I told myself that being mostly home with Brooks while managing a self-directed career was the only and best option.

I felt like a hero protecting and preventing my son from getting sick. Ear infections? What ear infections? Antibiotics? Never. We took the hard way in every way. Even a nanny wasn’t full-time, but part-time.

That way I wouldn’t be putting too much of Brooks’ development into someone else’s hands. I wouldn’t miss out, but I could still work too — on my own schedule. I strongly believe in the benefits of designing your life.

However, there’s a different level of stress and associated fatigue that comes from managing a self-directed, solo career where no paycheck was ever expected from just showing up. Sometimes I wished I could just show up.

Our set up wasn’t perfect, but it was what we decided. It’s what I wanted. To be part mom, part career-woman. Yet, reflecting back we both feel like we’ve overinvested in parental time with Brooks.

Like we’ve just pulled a couple of years’ worth of all-nighters in the quest to be the best parents. And I’m like, whoa. Can I get a break? Like an extended break?

Am I relieved?

But we got pregnant. And now we’re not and I feel like I have the break I’ve been wanting.

It’s as if this miscarriage is a gift to reflect and recalibrate my life and how I want to feel in it. Relief from a miscarriage? This is unexpected, but I’m embracing it.

I think I just want to wave the proverbial white flag and be a good parent. Or even an okay parent. But the best? That’s too hard. It’s too much pressure.

Of course, I know giving a baby formula or the best childcare doesn’t snap things back to the way they were. Nor does it make being a parent to an infant or toddler magically easy. It’s not that simple. We never get our lives back.

Parenting is an ongoing sacrifice of different things at various stages.

And I don’t think we really want our lives back as they were — at least not fully. Our lives as parents morph into beautiful new things…mostly beautiful. But I’m feeling firsthand the ill effects of trying to be a perfect mom, and it’s crushing my soul.
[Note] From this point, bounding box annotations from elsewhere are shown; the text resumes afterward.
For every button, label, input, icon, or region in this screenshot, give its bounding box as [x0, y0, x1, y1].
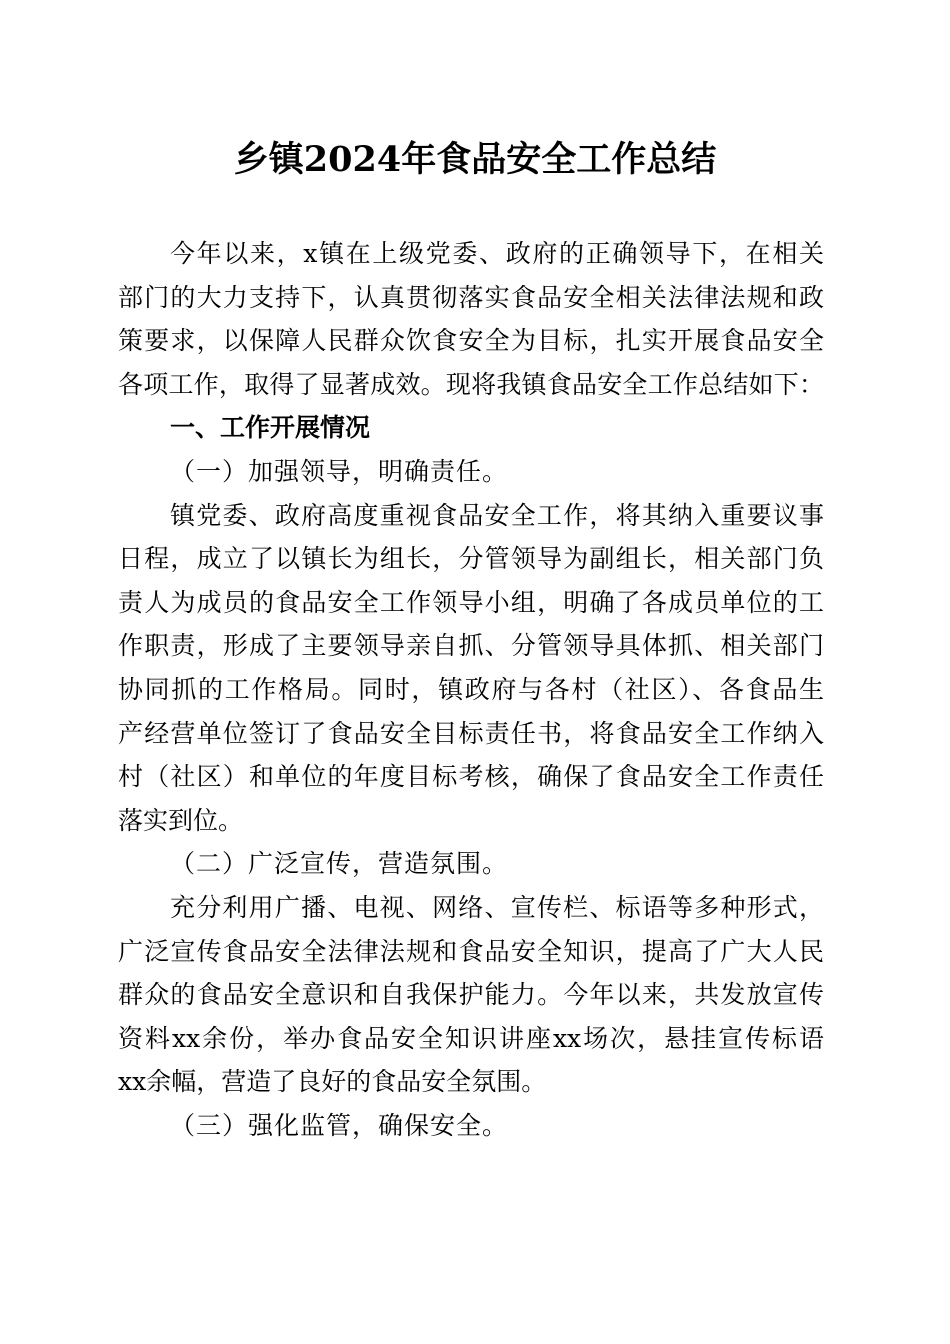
paragraph-line: 各项工作，取得了显著成效。现将我镇食品安全工作总结如下：	[118, 369, 824, 399]
paragraph-line: 产经营单位签订了食品安全目标责任书，将食品安全工作纳入	[118, 718, 824, 748]
paragraph-line: 村（社区）和单位的年度目标考核，确保了食品安全工作责任	[118, 762, 824, 792]
subsection-heading: （三）强化监管，确保安全。	[170, 1110, 509, 1140]
paragraph-line: 资料xx余份，举办食品安全知识讲座xx场次，悬挂宣传标语	[118, 1023, 824, 1053]
paragraph-line: 部门的大力支持下，认真贯彻落实食品安全相关法律法规和政	[118, 282, 824, 312]
paragraph-line: 今年以来，x镇在上级党委、政府的正确领导下，在相关	[170, 239, 824, 268]
paragraph-line: 协同抓的工作格局。同时，镇政府与各村（社区）、各食品生	[118, 674, 824, 704]
paragraph-line: 作职责，形成了主要领导亲自抓、分管领导具体抓、相关部门	[118, 631, 824, 661]
paragraph-line: 镇党委、政府高度重视食品安全工作，将其纳入重要议事	[170, 500, 824, 530]
paragraph-line: 群众的食品安全意识和自我保护能力。今年以来，共发放宣传	[118, 980, 824, 1010]
subsection-heading: （一）加强领导，明确责任。	[170, 456, 509, 486]
paragraph-line: 广泛宣传食品安全法律法规和食品安全知识，提高了广大人民	[118, 936, 824, 966]
subsection-heading: （二）广泛宣传，营造氛围。	[170, 849, 509, 879]
paragraph-line: 落实到位。	[118, 805, 244, 835]
section-heading: 一、工作开展情况	[170, 413, 371, 443]
paragraph-line: 充分利用广播、电视、网络、宣传栏、标语等多种形式，	[170, 892, 824, 922]
paragraph-line: 责人为成员的食品安全工作领导小组，明确了各成员单位的工	[118, 587, 824, 617]
document-body	[118, 232, 824, 1147]
paragraph-line: 策要求，以保障人民群众饮食安全为目标，扎实开展食品安全	[118, 326, 824, 356]
paragraph-line: 日程，成立了以镇长为组长，分管领导为副组长，相关部门负	[118, 544, 824, 574]
paragraph-line: xx余幅，营造了良好的食品安全氛围。	[118, 1067, 547, 1097]
document-title: 乡镇2024年食品安全工作总结	[233, 139, 717, 180]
It’s why I feel like the loss of this soul has given me a new gift. A wake-up call to see that what I am is enough.

This loss is the catalyst to finally act in the way I know I can. To give me the grace to be whoever I want to be — another baby or not. To do things my way. Not the book way. Regardless of what the experts say. In spite of how it may look to anyone. I just want to do what’s best for our family, and me.

Maybe being a mom doesn’t have to be all-or-nothing. I’m beginning to see that, but I haven’t yet lived it. If that’s what makes someone feel good, then great.

But for me, embodying this approach is not healthy. I know that. It’s likely taken more from my son than it’s given him, and the same goes for me.

For now, I’m going to let this loss of one soul continue to inspire introspection on my own. What a gift I’ve been given.